Hey, any advice here would be greatly received.
My husband of 6 years (together about 8yrs prior) seems to be suffering from stress, anger and anxiety at the moment. It’s been on and off like this for years but currently I am struggling to deal with it.
We have a daughter aged 19 months and another on the way and I’m really worried that I’m going to end up bringing two children up alone.
Our marriage is in a state, he’s always rude to me, swearing at me, has such a short fuse and loses at me all the time. Rather than talk heoighbour issues or let me speak he always says he can’t deal with it, when I try to explain my side he tells me to shut up and then to F* off all the time. He can’t take any criticism and uses the terms that I’m “gobbling off” or having a “hissy fit” when I try to explain, I find his very sexist. In the car the other day he was rude to me and told me to get out of the car and walk or shut up because he was trying to drive. This was all over the fact that he thought our daughter needed to go to docs for nappy rash. All I said is that my mum was coming over in the morning and I’d take her in the afternoon. He gave me a foul look and said that obviously my mum coming over was more important than our diapers welfare. This was simply not the case and deeply upset me. I tried to explain but he wouldn’t listen and told me to shut up. I cried when we got home and he did not seem to care, he still has not apologised.
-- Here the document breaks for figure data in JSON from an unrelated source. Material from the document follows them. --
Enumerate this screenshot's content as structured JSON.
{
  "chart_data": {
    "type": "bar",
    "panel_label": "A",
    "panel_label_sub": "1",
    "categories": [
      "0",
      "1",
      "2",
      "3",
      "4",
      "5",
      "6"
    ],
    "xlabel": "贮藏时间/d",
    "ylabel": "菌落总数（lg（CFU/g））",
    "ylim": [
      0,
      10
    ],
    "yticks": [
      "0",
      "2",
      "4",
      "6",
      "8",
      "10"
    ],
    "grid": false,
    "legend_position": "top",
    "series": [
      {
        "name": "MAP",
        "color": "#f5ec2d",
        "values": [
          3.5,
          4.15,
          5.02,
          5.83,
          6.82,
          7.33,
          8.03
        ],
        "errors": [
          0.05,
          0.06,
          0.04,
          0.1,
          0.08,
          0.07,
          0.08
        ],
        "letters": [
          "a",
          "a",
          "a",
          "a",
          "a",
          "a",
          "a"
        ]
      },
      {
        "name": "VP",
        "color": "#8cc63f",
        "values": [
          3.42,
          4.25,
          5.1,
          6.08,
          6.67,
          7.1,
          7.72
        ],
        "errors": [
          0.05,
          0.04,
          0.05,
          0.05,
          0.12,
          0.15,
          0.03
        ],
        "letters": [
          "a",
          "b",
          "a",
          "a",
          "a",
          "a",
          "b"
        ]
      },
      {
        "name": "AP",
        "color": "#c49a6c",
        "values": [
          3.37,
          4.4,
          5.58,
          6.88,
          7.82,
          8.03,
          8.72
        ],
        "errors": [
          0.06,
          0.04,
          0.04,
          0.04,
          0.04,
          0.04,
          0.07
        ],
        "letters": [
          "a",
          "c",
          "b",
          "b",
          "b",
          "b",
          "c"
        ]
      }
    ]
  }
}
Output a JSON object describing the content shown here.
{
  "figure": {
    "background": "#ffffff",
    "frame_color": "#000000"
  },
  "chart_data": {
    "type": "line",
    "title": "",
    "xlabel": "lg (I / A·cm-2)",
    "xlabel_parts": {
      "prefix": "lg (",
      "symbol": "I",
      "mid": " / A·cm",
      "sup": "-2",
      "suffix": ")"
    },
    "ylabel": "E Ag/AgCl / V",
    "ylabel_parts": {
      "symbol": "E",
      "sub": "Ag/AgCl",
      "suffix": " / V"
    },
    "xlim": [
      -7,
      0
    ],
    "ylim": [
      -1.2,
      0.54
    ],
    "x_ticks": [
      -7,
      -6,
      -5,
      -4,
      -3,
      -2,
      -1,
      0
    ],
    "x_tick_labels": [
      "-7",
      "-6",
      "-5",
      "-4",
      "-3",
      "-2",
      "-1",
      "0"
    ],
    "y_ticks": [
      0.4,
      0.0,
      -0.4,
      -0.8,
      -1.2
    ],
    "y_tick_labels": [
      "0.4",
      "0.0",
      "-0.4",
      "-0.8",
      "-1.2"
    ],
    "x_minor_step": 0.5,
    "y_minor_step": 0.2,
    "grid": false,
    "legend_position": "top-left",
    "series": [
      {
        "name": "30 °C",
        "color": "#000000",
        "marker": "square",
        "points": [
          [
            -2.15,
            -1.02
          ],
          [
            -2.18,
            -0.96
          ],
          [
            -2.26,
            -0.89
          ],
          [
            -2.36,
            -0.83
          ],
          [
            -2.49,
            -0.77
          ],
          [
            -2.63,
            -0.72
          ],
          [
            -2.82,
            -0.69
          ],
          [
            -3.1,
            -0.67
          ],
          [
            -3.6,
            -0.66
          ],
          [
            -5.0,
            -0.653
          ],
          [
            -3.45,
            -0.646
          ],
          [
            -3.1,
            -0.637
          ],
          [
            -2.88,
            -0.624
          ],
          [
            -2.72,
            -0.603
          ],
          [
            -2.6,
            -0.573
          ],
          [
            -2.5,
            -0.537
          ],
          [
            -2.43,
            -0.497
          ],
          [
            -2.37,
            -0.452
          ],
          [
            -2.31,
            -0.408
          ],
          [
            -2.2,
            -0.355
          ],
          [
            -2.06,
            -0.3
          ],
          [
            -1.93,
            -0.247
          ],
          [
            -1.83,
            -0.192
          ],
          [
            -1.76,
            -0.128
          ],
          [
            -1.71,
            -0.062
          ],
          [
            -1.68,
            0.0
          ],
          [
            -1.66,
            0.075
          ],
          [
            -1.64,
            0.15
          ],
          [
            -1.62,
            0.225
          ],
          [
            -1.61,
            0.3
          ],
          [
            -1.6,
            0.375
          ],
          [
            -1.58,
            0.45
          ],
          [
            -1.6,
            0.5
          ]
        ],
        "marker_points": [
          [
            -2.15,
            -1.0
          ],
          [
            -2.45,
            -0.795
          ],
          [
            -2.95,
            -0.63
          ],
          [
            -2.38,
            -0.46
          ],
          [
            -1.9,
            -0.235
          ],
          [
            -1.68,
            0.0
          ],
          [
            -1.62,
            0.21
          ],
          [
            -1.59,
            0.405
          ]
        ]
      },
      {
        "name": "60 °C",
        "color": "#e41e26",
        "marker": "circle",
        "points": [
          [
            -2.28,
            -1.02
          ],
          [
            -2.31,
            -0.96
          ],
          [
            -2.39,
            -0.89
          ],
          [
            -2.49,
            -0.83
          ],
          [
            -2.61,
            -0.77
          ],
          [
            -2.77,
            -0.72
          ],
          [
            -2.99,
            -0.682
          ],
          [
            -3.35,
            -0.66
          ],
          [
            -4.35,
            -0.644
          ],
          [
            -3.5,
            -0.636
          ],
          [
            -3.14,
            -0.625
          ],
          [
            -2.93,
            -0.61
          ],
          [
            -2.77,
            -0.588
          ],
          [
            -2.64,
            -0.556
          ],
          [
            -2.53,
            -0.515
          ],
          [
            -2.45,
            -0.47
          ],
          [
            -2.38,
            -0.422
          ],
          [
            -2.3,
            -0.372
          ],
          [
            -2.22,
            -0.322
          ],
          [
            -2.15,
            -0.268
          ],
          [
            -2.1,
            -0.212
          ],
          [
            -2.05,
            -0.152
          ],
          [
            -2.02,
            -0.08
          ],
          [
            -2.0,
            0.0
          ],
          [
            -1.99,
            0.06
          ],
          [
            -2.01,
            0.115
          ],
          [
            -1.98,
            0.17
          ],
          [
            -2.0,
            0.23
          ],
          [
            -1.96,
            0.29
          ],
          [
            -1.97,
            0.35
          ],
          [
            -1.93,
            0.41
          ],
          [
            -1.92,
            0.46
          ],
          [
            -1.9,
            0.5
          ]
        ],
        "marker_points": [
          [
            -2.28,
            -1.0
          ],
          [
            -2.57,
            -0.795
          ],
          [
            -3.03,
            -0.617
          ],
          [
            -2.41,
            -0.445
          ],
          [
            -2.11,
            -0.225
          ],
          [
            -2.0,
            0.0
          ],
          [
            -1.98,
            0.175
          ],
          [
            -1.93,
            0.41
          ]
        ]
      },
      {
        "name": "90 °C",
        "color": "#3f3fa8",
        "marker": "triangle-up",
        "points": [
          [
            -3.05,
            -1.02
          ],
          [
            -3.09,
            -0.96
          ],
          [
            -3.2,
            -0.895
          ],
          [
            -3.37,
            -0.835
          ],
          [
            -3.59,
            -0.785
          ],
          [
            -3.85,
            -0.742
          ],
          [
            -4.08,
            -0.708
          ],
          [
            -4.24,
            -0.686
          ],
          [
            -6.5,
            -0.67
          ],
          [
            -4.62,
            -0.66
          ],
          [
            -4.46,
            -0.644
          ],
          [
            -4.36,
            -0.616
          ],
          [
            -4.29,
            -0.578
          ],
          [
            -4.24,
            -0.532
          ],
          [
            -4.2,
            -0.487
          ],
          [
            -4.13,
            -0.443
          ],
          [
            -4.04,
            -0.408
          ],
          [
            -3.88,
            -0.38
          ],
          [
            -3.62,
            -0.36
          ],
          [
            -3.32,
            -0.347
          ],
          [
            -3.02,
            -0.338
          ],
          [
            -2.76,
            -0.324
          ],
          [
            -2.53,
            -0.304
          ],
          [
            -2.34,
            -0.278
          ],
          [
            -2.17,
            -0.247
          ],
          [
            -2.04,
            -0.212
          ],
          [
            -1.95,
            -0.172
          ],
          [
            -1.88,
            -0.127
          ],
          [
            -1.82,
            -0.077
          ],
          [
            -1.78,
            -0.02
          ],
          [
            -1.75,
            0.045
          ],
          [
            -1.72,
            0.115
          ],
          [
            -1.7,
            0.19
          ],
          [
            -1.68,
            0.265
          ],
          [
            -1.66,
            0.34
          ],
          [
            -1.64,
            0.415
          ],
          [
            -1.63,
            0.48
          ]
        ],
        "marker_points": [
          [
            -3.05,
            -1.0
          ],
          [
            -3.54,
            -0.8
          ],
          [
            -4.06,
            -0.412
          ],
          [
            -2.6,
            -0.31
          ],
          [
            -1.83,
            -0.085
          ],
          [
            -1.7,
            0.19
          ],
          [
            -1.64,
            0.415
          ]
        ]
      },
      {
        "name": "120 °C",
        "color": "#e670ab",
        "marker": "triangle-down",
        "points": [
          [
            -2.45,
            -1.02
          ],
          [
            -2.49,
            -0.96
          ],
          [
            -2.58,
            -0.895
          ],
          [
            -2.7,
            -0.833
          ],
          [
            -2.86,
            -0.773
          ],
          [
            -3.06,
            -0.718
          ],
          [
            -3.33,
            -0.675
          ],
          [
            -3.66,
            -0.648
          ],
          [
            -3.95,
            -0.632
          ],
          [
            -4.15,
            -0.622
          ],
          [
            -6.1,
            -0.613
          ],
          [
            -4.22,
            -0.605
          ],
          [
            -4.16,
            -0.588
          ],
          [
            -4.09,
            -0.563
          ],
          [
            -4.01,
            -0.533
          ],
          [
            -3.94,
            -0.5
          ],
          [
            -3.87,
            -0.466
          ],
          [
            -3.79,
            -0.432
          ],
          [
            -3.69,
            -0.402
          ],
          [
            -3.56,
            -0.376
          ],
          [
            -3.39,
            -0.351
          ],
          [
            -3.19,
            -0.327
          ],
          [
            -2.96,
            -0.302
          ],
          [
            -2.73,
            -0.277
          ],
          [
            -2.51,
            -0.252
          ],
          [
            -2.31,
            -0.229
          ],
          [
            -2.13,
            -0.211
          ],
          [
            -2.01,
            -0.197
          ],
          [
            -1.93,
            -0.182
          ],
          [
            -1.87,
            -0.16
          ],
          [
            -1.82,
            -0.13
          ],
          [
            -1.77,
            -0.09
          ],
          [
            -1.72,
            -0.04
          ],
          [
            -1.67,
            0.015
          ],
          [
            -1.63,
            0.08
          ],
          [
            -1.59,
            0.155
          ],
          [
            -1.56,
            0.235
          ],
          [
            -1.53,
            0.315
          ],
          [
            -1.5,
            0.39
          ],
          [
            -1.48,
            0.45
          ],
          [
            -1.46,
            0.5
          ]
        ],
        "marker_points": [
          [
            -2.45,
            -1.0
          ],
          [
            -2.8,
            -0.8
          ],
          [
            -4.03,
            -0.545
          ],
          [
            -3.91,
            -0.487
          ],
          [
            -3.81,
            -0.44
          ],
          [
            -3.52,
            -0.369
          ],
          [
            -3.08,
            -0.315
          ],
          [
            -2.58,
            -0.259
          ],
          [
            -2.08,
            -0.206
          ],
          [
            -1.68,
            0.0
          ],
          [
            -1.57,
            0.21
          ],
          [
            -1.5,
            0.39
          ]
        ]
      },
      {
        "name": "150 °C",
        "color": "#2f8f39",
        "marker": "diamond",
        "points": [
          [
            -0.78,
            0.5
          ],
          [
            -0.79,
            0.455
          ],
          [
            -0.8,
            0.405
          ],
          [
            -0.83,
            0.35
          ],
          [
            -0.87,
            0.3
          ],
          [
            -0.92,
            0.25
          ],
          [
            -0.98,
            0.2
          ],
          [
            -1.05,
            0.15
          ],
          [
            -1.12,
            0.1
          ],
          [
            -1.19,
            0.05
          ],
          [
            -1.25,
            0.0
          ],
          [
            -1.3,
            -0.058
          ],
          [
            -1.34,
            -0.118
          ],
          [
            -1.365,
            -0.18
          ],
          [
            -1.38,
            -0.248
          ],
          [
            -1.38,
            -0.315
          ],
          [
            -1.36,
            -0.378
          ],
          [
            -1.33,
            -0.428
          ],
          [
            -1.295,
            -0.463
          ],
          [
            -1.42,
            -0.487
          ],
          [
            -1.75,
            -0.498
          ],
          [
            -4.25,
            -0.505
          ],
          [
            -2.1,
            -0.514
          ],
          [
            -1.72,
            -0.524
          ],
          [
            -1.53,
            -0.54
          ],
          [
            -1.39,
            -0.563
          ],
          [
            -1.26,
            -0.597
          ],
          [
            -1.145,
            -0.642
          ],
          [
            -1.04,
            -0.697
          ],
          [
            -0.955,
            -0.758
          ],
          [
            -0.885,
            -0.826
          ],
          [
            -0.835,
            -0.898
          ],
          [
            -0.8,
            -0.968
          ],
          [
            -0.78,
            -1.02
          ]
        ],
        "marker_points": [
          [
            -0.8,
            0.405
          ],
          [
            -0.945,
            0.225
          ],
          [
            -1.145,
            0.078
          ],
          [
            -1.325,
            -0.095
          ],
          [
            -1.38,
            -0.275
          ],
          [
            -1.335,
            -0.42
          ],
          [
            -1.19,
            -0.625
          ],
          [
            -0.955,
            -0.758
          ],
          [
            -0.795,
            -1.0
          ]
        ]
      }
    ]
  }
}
Things have go far worse since then and hurtful things have been said from both sides. He’s made me cry nearly every other day for the last two because of his foul looks at me and disgusting language. He always tries to tell me what to do and how to be round our daughter and makes me feel like I’m not a good mother.
His anger is awful and he snaps all of the time. I’ve tried so hard to be understanding and have tried to help him de-stress but he takes it all out on me. I’m at the end of my tether and I feel we should be excited about this new baby instead I cry all of the time and we fight constantly. He always says not to argue in front of our daughter, which I agree with but even when I’m not arguing and just bring something even slightly contentious he can’t handle it and shouts. He’s called me childish and names in front of our daughter and tells me to shut up.
I’ve told him he must go to CBT or we do marriage counselling to sort his anger and stress out but in the meantime I feel like rubbish. We are sleeping in seperate rooms and barely speak. He has a manual job and works hard which he hates and when he gets home I worry what mood he’ll be in. I could be in such a good mood but he always seems to spoil it. It’s not good for my welfare not my daughters. Anyone else been in a similar situation?